The build_docs.py script that is used to build the documentation for this project is an example of a Command that includes both Action methods and ActionFlags. Additionally, some of the methods even have the two decorators stacked so that they can be called either way.

Example snippet:

class BuildDocs(Command, description='Build documentation using Sphinx'):
    action = Action()
    verbose = Counter('-v', help='Increase logging verbosity (can specify multiple times)')
    dry_run = Flag('-D', help='Print the actions that would be taken instead of taking them')

    def __init__(self):
        # Initialize logging, etc
        ...

    @action(default=True, help='Run sphinx-build')
    def sphinx_build(self):
        # Call sphinx-build in a subprocess
        ...

    @before_main('-c', help='Clean the docs directory before building docs', order=1)
    @action(help='Clean the docs directory')
    def clean(self):
        # Clean up the build dir to remove old generated RST files / HTML
        ...

    @before_main('-u', help='Update RST files', order=2)
    def update(self):
        # Re-generate RST files for API docs
        ...

    @after_main('-o', help='Open the docs in the default web browser after running sphinx-build')
    def open(self):
        ...

    @action('backup', help='Test the RST backup')
    def backup_rsts(self):
        # Backup the existing auto-generated RST files
        ...

The help text (note that clean appears in both the Actions section and the optional args section):

$ build_docs.py -h
usage: build_docs.py {clean,backup} [--verbose [VERBOSE]] [--dry-run] [--clean] [--update] [--open] [--help]

Build documentation using Sphinx

Actions:
  {clean,backup}
    (default)                 Run sphinx-build
    clean                     Clean the docs directory
    backup                    Test the RST backup

Optional arguments:
  --verbose [VERBOSE], -v [VERBOSE]
                              Increase logging verbosity (can specify multiple times) (default: 0)
  --dry-run, -D               Print the actions that would be taken instead of taking them
  --clean, -c                 Clean the docs directory before building docs
  --update, -u                Update RST files
  --open, -o                  Open the docs in the default web browser after running sphinx-build
  --help, -h                  Show this help message and exit

If the script is called with build_docs.py clean or build_docs.py backup, then only the clean or backup method would be called, respectively.
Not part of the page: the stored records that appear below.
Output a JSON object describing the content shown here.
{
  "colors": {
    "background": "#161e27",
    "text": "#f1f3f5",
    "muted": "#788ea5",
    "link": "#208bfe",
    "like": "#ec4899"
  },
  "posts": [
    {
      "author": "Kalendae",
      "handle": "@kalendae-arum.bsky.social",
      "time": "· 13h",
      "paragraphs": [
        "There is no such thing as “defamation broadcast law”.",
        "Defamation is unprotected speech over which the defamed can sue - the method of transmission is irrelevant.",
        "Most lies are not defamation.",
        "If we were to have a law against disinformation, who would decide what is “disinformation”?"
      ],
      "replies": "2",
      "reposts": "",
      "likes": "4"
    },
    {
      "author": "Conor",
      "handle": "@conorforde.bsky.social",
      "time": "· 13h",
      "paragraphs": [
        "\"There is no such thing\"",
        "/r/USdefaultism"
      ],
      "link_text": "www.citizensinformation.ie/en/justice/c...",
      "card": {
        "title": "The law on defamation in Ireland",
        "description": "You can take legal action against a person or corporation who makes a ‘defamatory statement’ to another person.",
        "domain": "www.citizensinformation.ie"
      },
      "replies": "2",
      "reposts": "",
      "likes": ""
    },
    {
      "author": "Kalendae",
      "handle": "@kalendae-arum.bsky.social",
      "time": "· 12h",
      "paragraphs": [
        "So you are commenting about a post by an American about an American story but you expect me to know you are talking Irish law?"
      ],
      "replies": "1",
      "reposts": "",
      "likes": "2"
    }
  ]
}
If neither action was specified, then the sphinx_build method would be called because it is marked as the default action (@action(default=True, ...).

When called without a positional action, but with action flags specified, then each of the methods enabled via specified flags and sphinx_build will be called. For example, running build_docs.py -uco would result in the following methods being called in the following order:

clean (before main, order=1)
update (before main, order=2)
sphinx_build (main, default action)
open (after main)

Higher order values result in being called later, when specified.

It is technically possible to call the same method both via action and flag, such as build_docs.py clean -c. Nothing in this library will prevent that. If this is problematic, but you want to stack decorators like this, then you should include a check in your application to prevent it from being run twice.